Thankfully, there are still alternatives to the traditional banks, such as merchant cash advance. This non-traditional lending provider is popular with small to medium business owners due to its flexibility and quick funding approach. For most restaurant owners, merchant cash advance is usually their ideal choice when they need to get funding for their business, especially for the relatively new restaurants. But many restaurateurs still don’t understand the difference between merchant cash advance and a bank loan, hence the hesitation to approach these alternative fundings even though they really need the loan.
It is smart to be cautious when choosing the right funding partner for your restaurant business. You must know exactly what your business goals are, your current revenue and cash flow performance, and your risk tolerance level. If you need help to decide between merchant cash advance and bank loans for your restaurant, here are a few of the pros & cons of merchant cash advance and bank loans:
1. Qualification Process and Speed
When you request a loan from traditional banks, they will require you to provide bank statements, credit ratings, tax records, collateral and other paperwork. The review process will take weeks or months, and the probability of the getting the loan you need is very low because even a successful business can be denied if the credit history is not ideal. Especially after the financial crisis in 2008, the access to traditional lending becomes impossible for restaurant owners because banks consider the industry as high risk.
Merchant cash advance will request bank statements and your credit card sales transaction history, however, they don’t need excellent credit history or collateral, which most small business owners don’t have. To determine your ability to repay the cash advance, merchant cash advance providers use your credit card past performance as determining factor, hence the review process is shorter than traditional banks. Within five days after you apply for the loan, you will get the fund you need.

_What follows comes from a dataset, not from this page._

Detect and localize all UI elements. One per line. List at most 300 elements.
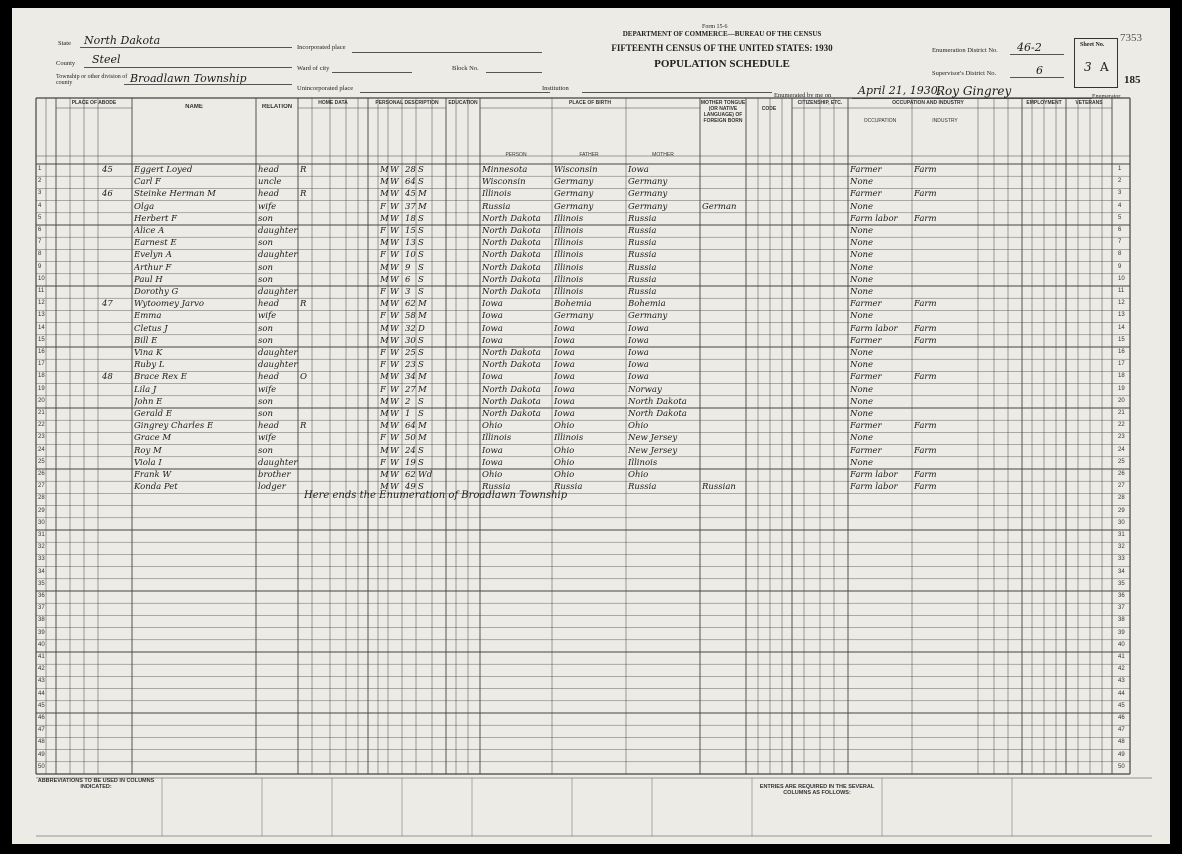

2. Interest Rates and Repayment Terms
Bank loans follow the strict laws applied to a traditional funding system that regulates the interest rates, loan term, and schedule, with strict penalty policy if you failed to follow those terms. If your restaurant has not yet maintained a steady performance every month, meeting these payment terms would be tough and you will have to face the risk of paying penalty fee every month and hurts your business instead of growing it.
Whereas merchant cash advance is technically not a loan, it’s a cash advance given to you based on your future sales performance. Interest rates is decided based on your past credit card transaction sales, with flexible repayment terms. The higher sales volume you get every day, the quicker you repay your loan.